Second Circuit Clarifies “Removal” vs. “Remedial” Action Under CERCLA

In the CERCLA context, knowing whether a cleanup action is a “removal” or “remedial” action is crucial to the length of time allowed for the cleanup, the amount of money that may be spent on the cleanup, and the statute of limitations for recovery of costs incurred as part of the cleanup. Generally, the statute of limitations for the recovery of costs related to a removal action is three years from the date of completion of the removal action, whereas the statute of limitations related to a remedial action is six years after the initiation of physical on-site construction of the remediation – meaning contribution lawsuits must often be brought while a remedial action is on-going. The determination of whether an action is removal or remedial can, therefore, be dispositive on whether an action is time-barred.

Last week, the Second Circuit was called to contrast “removal” and “remedial” activities under CERCLA in New York v. Millennium Realty, LLC, No. 12-2894 (2d. Cir. Oct. 15, 2013). In Millennium Realty, volatile organic compounds from an industrial area caused groundwater contamination near Hempsted, New York. In 1990, in an effort to address the groundwater contamination, the Town of Hempsted installed an absorption system to remove contaminants from groundwater wells. Later, in 1997, New York State installed an air stripper tower also to address the groundwater contamination, after finding that the town’s absorption system was inadequate. In 2006, and after additional work had been done by the state at the site, the state filed a cost recovery claim for costs related to the construction and operation of the air stripper tower.

The District Court held that the state’s claim for costs related to the air stripper tower were time-barred, as they were part of a remedial action and more than six years had passed since the time of construction. On appeal, the Second Circuit reversed, and held that both the town’s absorption system (which had been operating for 15 years) and the state’s air stripper tower (in operation for about nine years) were removal actions, designed to ensure safe drinking water to area residents, and therefore subject to a three year statute of limitations at the time of completion. Because neither the absorption system nor the air stripper tower were complete at the time the state’s lawsuit was filed, the Second Circuit held that the statute of limitations had not begun to run and, therefore, did not bar the state’s contribution claim.

The Second Circuit explicitly rejected the respondents argument that because the two actions were costly and lengthy, they were therefore “remedial” in nature. Instead, the court suggested that only those activities which address the source of contamination and seek to “permanently eliminate” it are remedial. On the contrary, actions taken to “minimize and mitigate” aspects of the contamination, or actions taken “in response to an imminent public health hazard,” like contaminated drinking water, regardless of their cost or length, are removal in nature.
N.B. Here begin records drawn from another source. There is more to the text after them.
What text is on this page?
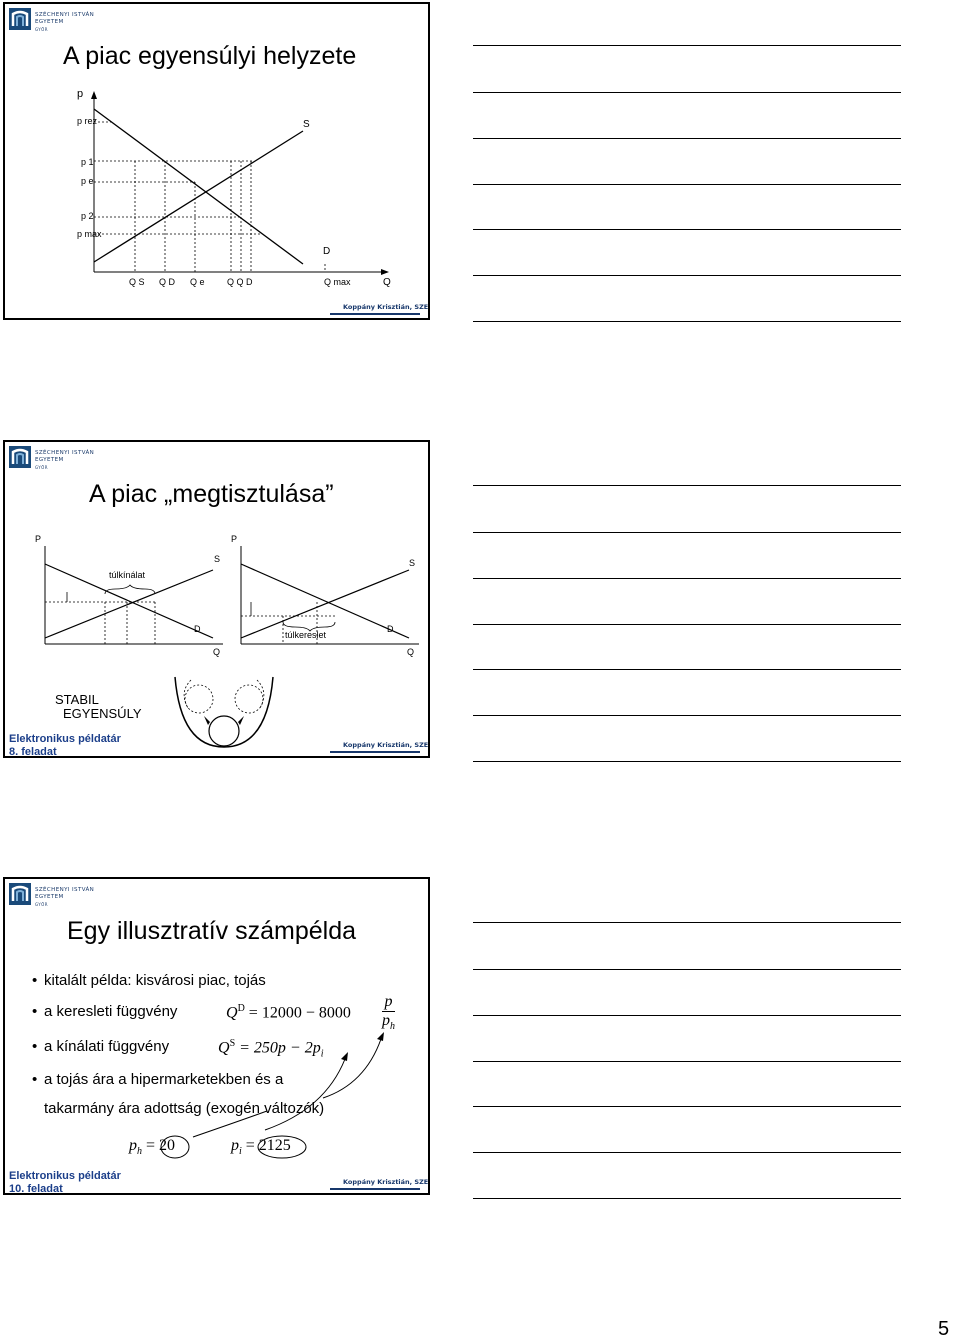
SZÉCHENYI ISTVÁN
EGYETEM
GYŐR
A piac egyensúlyi helyzete
p
p rez
p 1
p e
p 2
p max
S
D
Q S Q D Q e Q Q D	Q max	Q
Koppány Krisztián, SZE
SZÉCHENYI ISTVÁN
EGYETEM
GYŐR
A piac „megtisztulása”
P
S
túlkínálat
D
Q
P
S
D
túlkereslet
Q
STABIL
EGYENSÚLY
Elektronikus példatár
8. feladat
Koppány Krisztián, SZE
SZÉCHENYI ISTVÁN
EGYETEM
GYŐR
Egy illusztratív számpélda
• kitalált példa: kisvárosi piac, tojás
• a keresleti függvény
• a kínálati függvény
• a tojás ára a hipermarketekben és a
takarmány ára adottság (exogén változók)
$Q^D = 12000 - 8000$
p
$p_h$
$Q^S = 250p - 2p_i$
$p_h = 20$	$p_i = 2125$
Elektronikus példatár
10. feladat
Koppány Krisztián, SZE
5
Although the opinion, available here, emphasized CERLCA’s liberal construction in favor of state and federal governments, the court’s language concerning removal and remedial actions is nonetheless relevant to private party litigation as it elucidates the contours of removal and remedial actions and affirms the statute of limitations for each. These statute of limitations deadlines remain a most crucial touchstone for private parties engaging in, and seeking to recover costs under, CERCLA’s contribution provisions.